15.5.15

MARCHA DA MACONHA E A POLÍCIA DE COSTUMES

ANDRÉ BARROS - 

Da época do pito do pango, em meados de 1830, até os dias de hoje, pouca coisa mudou no que se refere ao tratamento dado pela polícia aos que queimam sua erva. Prova disso foi o efetivo exagerado e vestido para a Guerra que acompanhou – bem de perto – a Marcha da Maconha do Rio de Janeiro. Entenda um pouco mais sobre esta relação histórica em mais um texto do advogado da Marcha, mestre em ciência penais, Secretário-Geral da Comissão de Direitos Humanos da OAB/RJ, membro da Comissão de Direito Penal do Instituto dos Advogados Brasileiros, ativista e colaboradora aqui, Dr. André Barros. 

Esse enorme efetivo ficou na Marcha da Maconha inteira como se os policiais fossem guardas de trânsito, empurrando, com repressão, a Marcha para a ciclovia e liberando três pistas para passarem automóveis pela pouco movimentada avenida Vieira Souto. Foto: Smkbd.
Em primeiro de janeiro de 1942, entrou em vigor a Lei das Contravenções Penais, que ainda vigora em quase sua totalidade. Bem emblemático para a história da repressão no Brasil é o capítulo das contravenções relativas à polícia de costumes, onde estão inseridas as condutas de vadiagem, mendicância, embriaguez, jogos do bicho e de azar. Mais emblemática ainda é a contravenção de vadiagem: “Art. 59. Entregar-se alguem habitualmente à ociosidade, sendo válido para o trabalho, sem ter renda que lhe assegure meios bastantes de subsistência, ou prover à própria subsistência mediante ocupação ilícita:”. As maiores vítimas destas condutas eram os negros, desempregados e sem terra, eles eram presos pelo simples fato de que não tinham dinheiro. Enquanto privilegiados, que não trabalhavam, não eram presos, porque tinham dinheiro nos bolsos.

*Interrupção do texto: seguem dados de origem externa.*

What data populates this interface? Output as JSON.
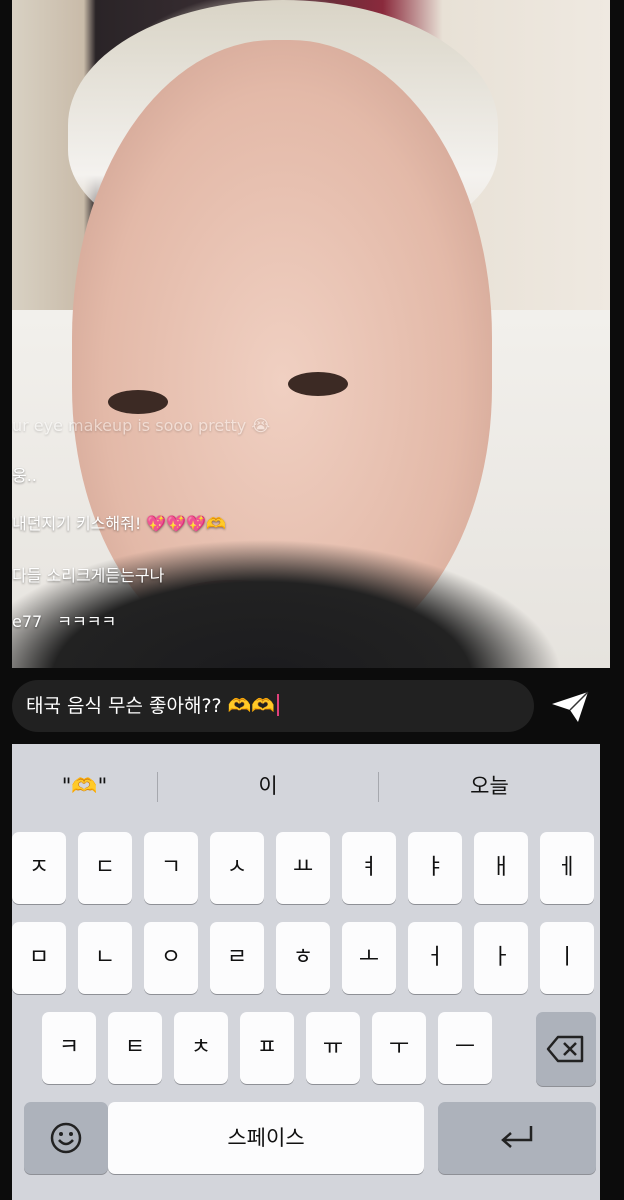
{
  "comments": [
    {
      "user": "",
      "text": "ur eye makeup is sooo pretty 😭"
    },
    {
      "user": "",
      "text": "웅.."
    },
    {
      "user": "",
      "text": "내던지기 키스해줘! 💖💖💖🫶"
    },
    {
      "user": "",
      "text": "다들 소리크게듣는구나"
    },
    {
      "user": "e77",
      "text": "ㅋㅋㅋㅋ"
    }
  ],
  "chat_input": {
    "value": "태국 음식 무슨 좋아해?? 🫶🫶"
  },
  "suggestions": [
    "\"🫶\"",
    "이",
    "오늘"
  ],
  "keyboard": {
    "row1": [
      "ㅈ",
      "ㄷ",
      "ㄱ",
      "ㅅ",
      "ㅛ",
      "ㅕ",
      "ㅑ",
      "ㅐ",
      "ㅔ"
    ],
    "row2": [
      "ㅁ",
      "ㄴ",
      "ㅇ",
      "ㄹ",
      "ㅎ",
      "ㅗ",
      "ㅓ",
      "ㅏ",
      "ㅣ"
    ],
    "row3": [
      "ㅋ",
      "ㅌ",
      "ㅊ",
      "ㅍ",
      "ㅠ",
      "ㅜ",
      "ㅡ"
    ],
    "space_label": "스페이스",
    "emoji_icon": "emoji-icon",
    "backspace_icon": "backspace-icon",
    "return_icon": "return-icon"
  },
  "colors": {
    "caret": "#e0407a",
    "keyboard_bg": "#d3d5db"
  }
}
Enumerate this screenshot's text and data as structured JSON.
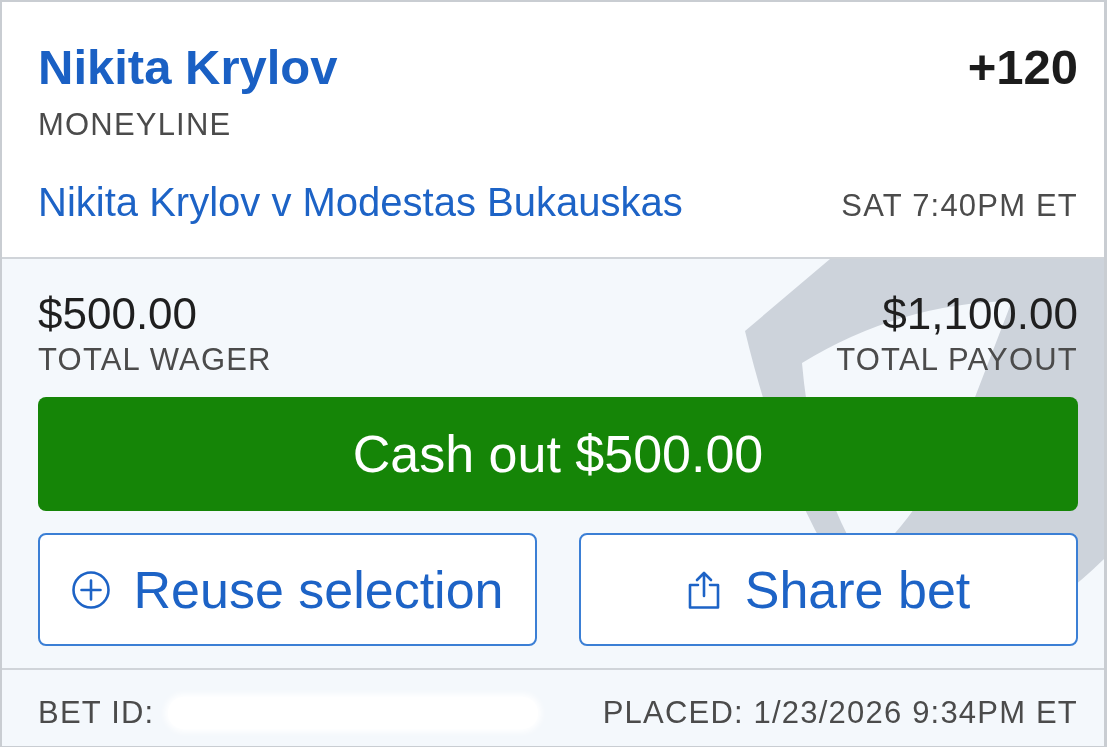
{
  "bet": {
    "selection": "Nikita Krylov",
    "odds": "+120",
    "market": "MONEYLINE",
    "event": "Nikita Krylov v Modestas Bukauskas",
    "start_time": "SAT 7:40PM ET"
  },
  "totals": [
    {
      "amount": "$500.00",
      "label": "TOTAL WAGER"
    },
    {
      "amount": "$1,100.00",
      "label": "TOTAL PAYOUT"
    }
  ],
  "cash_out": {
    "label": "Cash out $500.00"
  },
  "actions": [
    {
      "kind": "reuse",
      "label": "Reuse selection"
    },
    {
      "kind": "share",
      "label": "Share bet"
    }
  ],
  "footer": {
    "bet_id_label": "BET ID:",
    "bet_id_redacted": true,
    "placed": "PLACED: 1/23/2026 9:34PM ET"
  }
}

Essas leis da polícia de costumes vigoraram desde as Ordenações Filipinas e o Código Criminal do Império de 1830. Toda a cultura negra sempre foi perseguida pela polícia de costumes e os maconheiros, mesmo sem estar claramente apontados na lei, eram enquadrados na vadiagem, capoeiragem e até no § 7º da lei de posturas do município do Rio de Janeiro de 1830 , que sancionava com três dias de cadeia os escravos que consumissem o pito do pango, mais um dos nomes dados à maconha.

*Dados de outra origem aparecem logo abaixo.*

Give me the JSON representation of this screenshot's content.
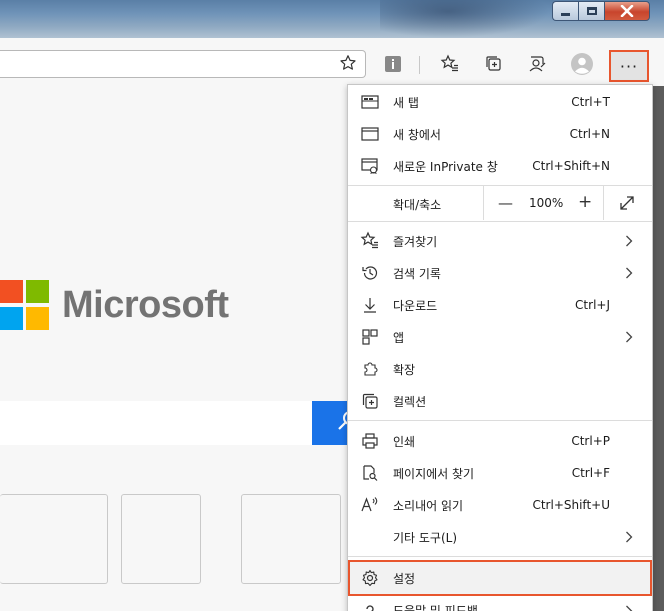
{
  "toolbar": {
    "more_label": "···"
  },
  "menu": {
    "items": [
      {
        "label": "새 탭",
        "shortcut": "Ctrl+T",
        "icon": "new-tab-icon"
      },
      {
        "label": "새 창에서",
        "shortcut": "Ctrl+N",
        "icon": "new-window-icon"
      },
      {
        "label": "새로운 InPrivate 창",
        "shortcut": "Ctrl+Shift+N",
        "icon": "inprivate-icon"
      },
      {
        "label": "즐겨찾기",
        "icon": "favorites-icon"
      },
      {
        "label": "검색 기록",
        "icon": "history-icon"
      },
      {
        "label": "다운로드",
        "shortcut": "Ctrl+J",
        "icon": "download-icon"
      },
      {
        "label": "앱",
        "icon": "apps-icon"
      },
      {
        "label": "확장",
        "icon": "extensions-icon"
      },
      {
        "label": "컬렉션",
        "icon": "collections-icon"
      },
      {
        "label": "인쇄",
        "shortcut": "Ctrl+P",
        "icon": "print-icon"
      },
      {
        "label": "페이지에서 찾기",
        "shortcut": "Ctrl+F",
        "icon": "find-icon"
      },
      {
        "label": "소리내어 읽기",
        "shortcut": "Ctrl+Shift+U",
        "icon": "read-aloud-icon"
      },
      {
        "label": "기타 도구(L)",
        "icon": "more-tools-icon"
      },
      {
        "label": "설정",
        "icon": "settings-icon"
      },
      {
        "label": "도움말 및 피드백",
        "icon": "help-icon"
      }
    ],
    "zoom": {
      "label": "확대/축소",
      "minus": "—",
      "value": "100%",
      "plus": "+"
    }
  },
  "page": {
    "brand": "Microsoft"
  },
  "colors": {
    "accent_highlight": "#e8562e",
    "search_button": "#1a73e8",
    "ms_red": "#f25022",
    "ms_green": "#7fba00",
    "ms_blue": "#00a4ef",
    "ms_yellow": "#ffb900"
  }
}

Em 1º de janeiro de 1942, também entrou em vigor o Código Penal que, em seu artigo 281, criminalizava a conduta de trazer consigo substância entorpecente. Leis anteriores já criminalizavam a maconha, mas essa traz expressamente a conduta que criminaliza os maconheiros.

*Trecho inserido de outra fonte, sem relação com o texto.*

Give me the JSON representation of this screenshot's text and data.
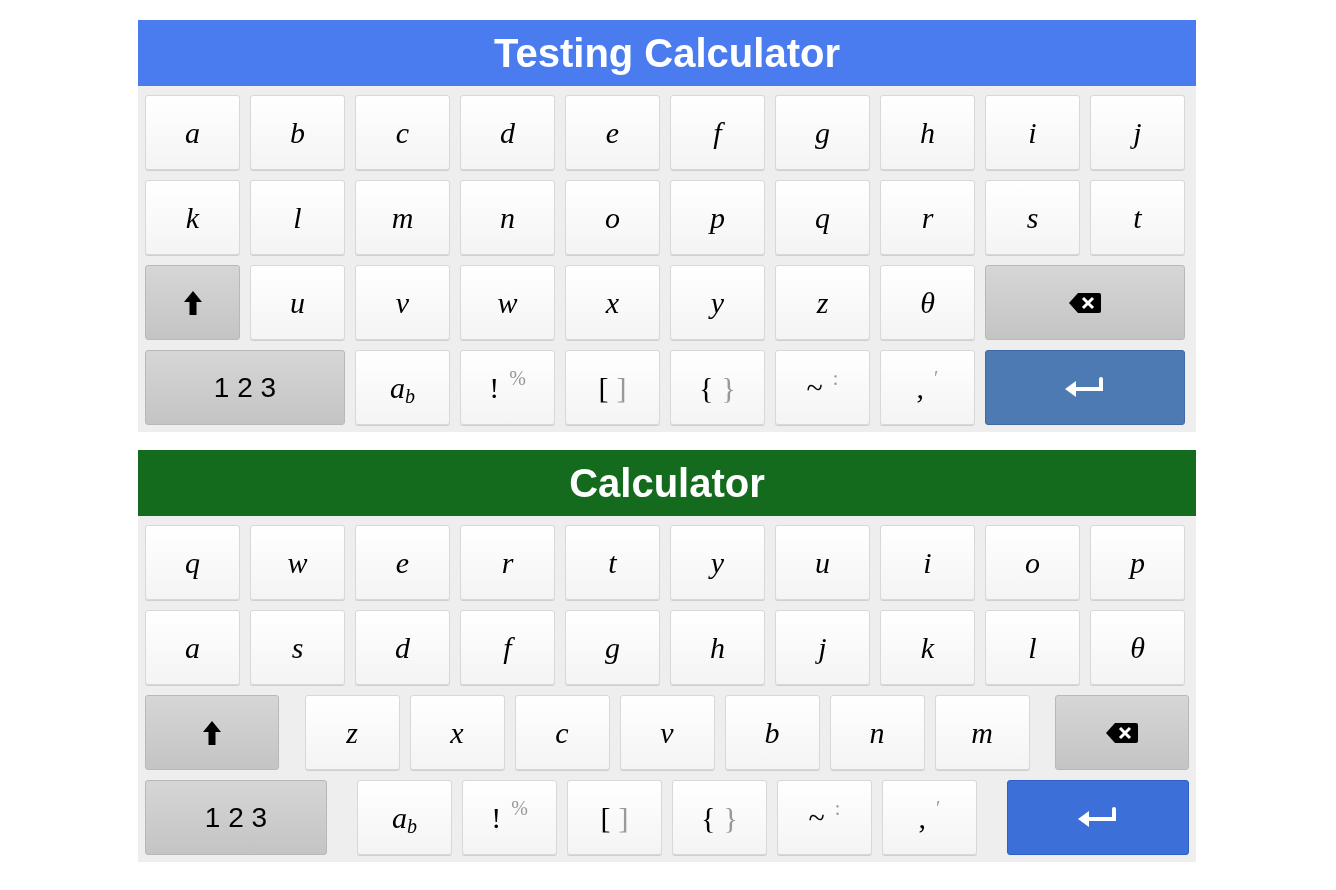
{
  "keyboards": [
    {
      "title": "Testing Calculator",
      "color": "#4a7cf0",
      "kind": "alphabetical",
      "key_rows": [
        {
          "keys": [
            {
              "kind": "letter",
              "label": "a"
            },
            {
              "kind": "letter",
              "label": "b"
            },
            {
              "kind": "letter",
              "label": "c"
            },
            {
              "kind": "letter",
              "label": "d"
            },
            {
              "kind": "letter",
              "label": "e"
            },
            {
              "kind": "letter",
              "label": "f"
            },
            {
              "kind": "letter",
              "label": "g"
            },
            {
              "kind": "letter",
              "label": "h"
            },
            {
              "kind": "letter",
              "label": "i"
            },
            {
              "kind": "letter",
              "label": "j"
            }
          ]
        },
        {
          "keys": [
            {
              "kind": "letter",
              "label": "k"
            },
            {
              "kind": "letter",
              "label": "l"
            },
            {
              "kind": "letter",
              "label": "m"
            },
            {
              "kind": "letter",
              "label": "n"
            },
            {
              "kind": "letter",
              "label": "o"
            },
            {
              "kind": "letter",
              "label": "p"
            },
            {
              "kind": "letter",
              "label": "q"
            },
            {
              "kind": "letter",
              "label": "r"
            },
            {
              "kind": "letter",
              "label": "s"
            },
            {
              "kind": "letter",
              "label": "t"
            }
          ]
        },
        {
          "keys": [
            {
              "kind": "shift"
            },
            {
              "kind": "letter",
              "label": "u"
            },
            {
              "kind": "letter",
              "label": "v"
            },
            {
              "kind": "letter",
              "label": "w"
            },
            {
              "kind": "letter",
              "label": "x"
            },
            {
              "kind": "letter",
              "label": "y"
            },
            {
              "kind": "letter",
              "label": "z"
            },
            {
              "kind": "letter",
              "label": "θ"
            },
            {
              "kind": "backspace"
            }
          ]
        },
        {
          "keys": [
            {
              "kind": "numbers",
              "label": "1 2 3"
            },
            {
              "kind": "subscript",
              "label": "a",
              "extra": "b"
            },
            {
              "kind": "raised",
              "label": "!",
              "extra": "%"
            },
            {
              "kind": "pair",
              "label": "[",
              "extra": "]"
            },
            {
              "kind": "pair",
              "label": "{",
              "extra": "}"
            },
            {
              "kind": "raised",
              "label": "~",
              "extra": ":"
            },
            {
              "kind": "raised",
              "label": ",",
              "extra": "′"
            },
            {
              "kind": "enter"
            }
          ]
        }
      ]
    },
    {
      "title": "Calculator",
      "color": "#146b1e",
      "kind": "qwerty",
      "key_rows": [
        {
          "keys": [
            {
              "kind": "letter",
              "label": "q"
            },
            {
              "kind": "letter",
              "label": "w"
            },
            {
              "kind": "letter",
              "label": "e"
            },
            {
              "kind": "letter",
              "label": "r"
            },
            {
              "kind": "letter",
              "label": "t"
            },
            {
              "kind": "letter",
              "label": "y"
            },
            {
              "kind": "letter",
              "label": "u"
            },
            {
              "kind": "letter",
              "label": "i"
            },
            {
              "kind": "letter",
              "label": "o"
            },
            {
              "kind": "letter",
              "label": "p"
            }
          ]
        },
        {
          "keys": [
            {
              "kind": "letter",
              "label": "a"
            },
            {
              "kind": "letter",
              "label": "s"
            },
            {
              "kind": "letter",
              "label": "d"
            },
            {
              "kind": "letter",
              "label": "f"
            },
            {
              "kind": "letter",
              "label": "g"
            },
            {
              "kind": "letter",
              "label": "h"
            },
            {
              "kind": "letter",
              "label": "j"
            },
            {
              "kind": "letter",
              "label": "k"
            },
            {
              "kind": "letter",
              "label": "l"
            },
            {
              "kind": "letter",
              "label": "θ"
            }
          ]
        },
        {
          "keys": [
            {
              "kind": "shift"
            },
            {
              "kind": "letter",
              "label": "z"
            },
            {
              "kind": "letter",
              "label": "x"
            },
            {
              "kind": "letter",
              "label": "c"
            },
            {
              "kind": "letter",
              "label": "v"
            },
            {
              "kind": "letter",
              "label": "b"
            },
            {
              "kind": "letter",
              "label": "n"
            },
            {
              "kind": "letter",
              "label": "m"
            },
            {
              "kind": "backspace"
            }
          ]
        },
        {
          "keys": [
            {
              "kind": "numbers",
              "label": "1 2 3"
            },
            {
              "kind": "subscript",
              "label": "a",
              "extra": "b"
            },
            {
              "kind": "raised",
              "label": "!",
              "extra": "%"
            },
            {
              "kind": "pair",
              "label": "[",
              "extra": "]"
            },
            {
              "kind": "pair",
              "label": "{",
              "extra": "}"
            },
            {
              "kind": "raised",
              "label": "~",
              "extra": ":"
            },
            {
              "kind": "raised",
              "label": ",",
              "extra": "′"
            },
            {
              "kind": "enter"
            }
          ]
        }
      ]
    }
  ]
}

A polícia no Brasil, formada pelos antigos capitães do mato, desde suas raízes, tem como uma de suas principais funções ser uma polícia de repressão de costumes, dentre esses, o hábito de fumar maconha. Como a fumaça traz o forte cheiro da erva, maconheiros e maconheiras sempre foram alvos fáceis e quando pegos sempre foram e ainda são esculachados, quando não são presos ou assassinados.

Com toda essa histórica repressão aos maconheiros e maconheiras, os setores da repressão não se conformam com as decisões, unânimes, do Supremo Tribunal Federal que garantem as marchas da maconha em todo o Brasil, nas ações de Descumprimento de Preceito Fundamental nº 187 e Direta de Inconstitucionalidade nº 4274.

O efetivo de polícias encaminhado à Marcha da Maconha do Rio de Janeiro neste ano, além de ser desnecessário, carrega toda a história de uma polícia meramente de costumes combinada com a herança da ditadura militar. Período este em que direitos, leis e tribunais não existiam, onde qualquer pessoa era presa por um encarregado da polícia sem flagrante ou ordem judicial.

O efetivo de mais de 100 policiais, uniformizados como se fossem para uma guerra, foi um desrespeito às decisões da Suprema Corte e às constituições federal e estadual. Esse enorme efetivo ficou na Marcha da Maconha inteira como se os policiais fossem guardas de trânsito, empurrando, com repressão, a Marcha para a ciclovia e liberando três pistas para passarem automóveis pela pouco movimentada avenida Vieira Souto. Acompanhando pessoas da paz, que cantavam e caminhavam calmamente, lideradas por mães e crianças que necessitam de maconha para fins medicinais. Foi um espetáculo de desperdício de serviço público.